Mr. Protzman did not respond to a request for comment.
Another telegram channel carried a baseless description of the Astroworld tragedy, in which people died on rapper Travis Scott’s show. The channel claimed that Mr. Scott (born Jacques B. Webster) deliberately tried to kill young teenagers in a satanic ritual. “Living Hell. A human sacrifice, “said one post. “Demonic.” The post received 83,100 views. Subsequent posts with the same message generated thousands more views.
By November. 8, these posts reached mainstream social media. “Has anyone else noticed that the stage is an inverted cross leading to the portal of hell?” A TikTok user asked in a video that got more than a million views.
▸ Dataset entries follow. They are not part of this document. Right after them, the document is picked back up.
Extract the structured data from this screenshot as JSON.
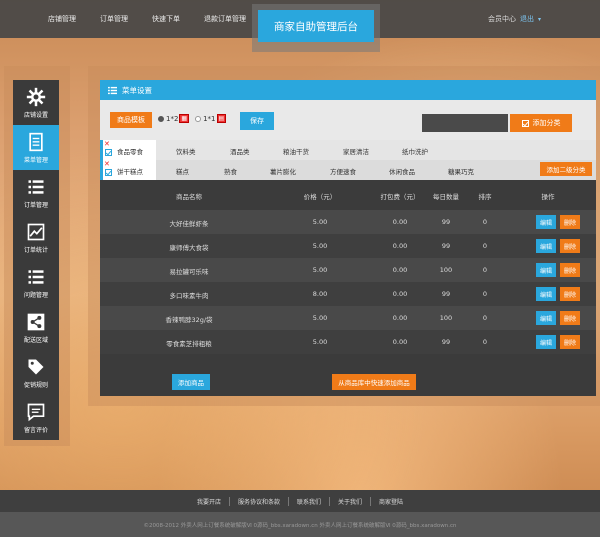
{
  "topnav": [
    "店铺管理",
    "订单管理",
    "快速下单",
    "退款订单管理"
  ],
  "brand": "商家自助管理后台",
  "member": {
    "label": "会员中心",
    "exit": "退出",
    "caret": "▾"
  },
  "sidebar": [
    {
      "label": "店铺设置",
      "icon": "gear-icon"
    },
    {
      "label": "菜单管理",
      "icon": "document-icon",
      "active": true
    },
    {
      "label": "订单管理",
      "icon": "list-icon"
    },
    {
      "label": "订单统计",
      "icon": "chart-icon"
    },
    {
      "label": "问题管理",
      "icon": "list-icon"
    },
    {
      "label": "配送区域",
      "icon": "share-icon"
    },
    {
      "label": "促销规则",
      "icon": "tag-icon"
    },
    {
      "label": "留言评价",
      "icon": "comment-icon"
    }
  ],
  "panel": {
    "title": "菜单设置",
    "template_btn": "商品模板",
    "radio1": "1*2",
    "radio2": "1*1",
    "save": "保存",
    "add_category": "添加分类",
    "add_subcategory": "添加二级分类",
    "add_goods": "添加商品",
    "add_from_lib": "从商品库中快速添加商品"
  },
  "categories": [
    "食品零食",
    "饮料类",
    "酒品类",
    "粮油干货",
    "家居清洁",
    "纸巾洗护"
  ],
  "subcategories": [
    "饼干糕点",
    "糕点",
    "熟食",
    "薯片膨化",
    "方便速食",
    "休闲食品",
    "糖果巧克"
  ],
  "table": {
    "headers": {
      "name": "商品名称",
      "price": "价格（元）",
      "pack": "打包费（元）",
      "qty": "每日数量",
      "sort": "排序",
      "op": "操作"
    },
    "edit": "编辑",
    "delete": "删除",
    "rows": [
      {
        "name": "大好佳鲜虾条",
        "price": "5.00",
        "pack": "0.00",
        "qty": "99",
        "sort": "0"
      },
      {
        "name": "康师傅大食袋",
        "price": "5.00",
        "pack": "0.00",
        "qty": "99",
        "sort": "0"
      },
      {
        "name": "易拉罐可乐味",
        "price": "5.00",
        "pack": "0.00",
        "qty": "100",
        "sort": "0"
      },
      {
        "name": "多口味素牛肉",
        "price": "8.00",
        "pack": "0.00",
        "qty": "99",
        "sort": "0"
      },
      {
        "name": "香辣鸭脖32g/袋",
        "price": "5.00",
        "pack": "0.00",
        "qty": "100",
        "sort": "0"
      },
      {
        "name": "零食素芝排粗粮",
        "price": "5.00",
        "pack": "0.00",
        "qty": "99",
        "sort": "0"
      }
    ]
  },
  "footer_links": [
    "我要开店",
    "服务协议和条款",
    "联系我们",
    "关于我们",
    "商家登陆"
  ],
  "copyright": "©2008-2012 外卖人网上订餐系统破解版Ⅵ 0源码_bbs.xaradown.cn 外卖人网上订餐系统破解版Ⅵ 0源码_bbs.xaradown.cn",
  "colors": {
    "accent": "#2aa7dd",
    "orange": "#f07b18",
    "dark": "#3b3b3b"
  }
}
Others shared a YouTube video with over 44,100 views, entitled “Devil’s Ritual Revealed at Travis Scott Concert.”
And on Facebook, a pastor from Indianapolis published a post that generated over 160,000 likes, comments, and shares. “What a clear invitation to Satan’s ritual!” The pastor, Jeffrey Pitts, said. “This is true on our face and people are still following the trends and there is no clue that this generation is setup for slaughter.”
False rumors generated more than 303,000 interactions before the first fact-finding of the claims was published, according to an analysis of data from Crowdtangel, a social media analytics tool owned by Facebook.
“I don’t know anything about QAnon, I don’t understand what they do,” he said. Pitts said when asked about his viral post. “I am a pastor who exposes the realm of the devil. The stuff that went on in Astroworld, and that spirit, was demonic. “
Whatever QAnon followers do to “use my post is their business,” Mr. Pitts added.
Some politicians have claimed that Satan worshipers are hiding in the Democratic Party, drawing elements of conspiracy into their posts without explicitly mentioning Quenon.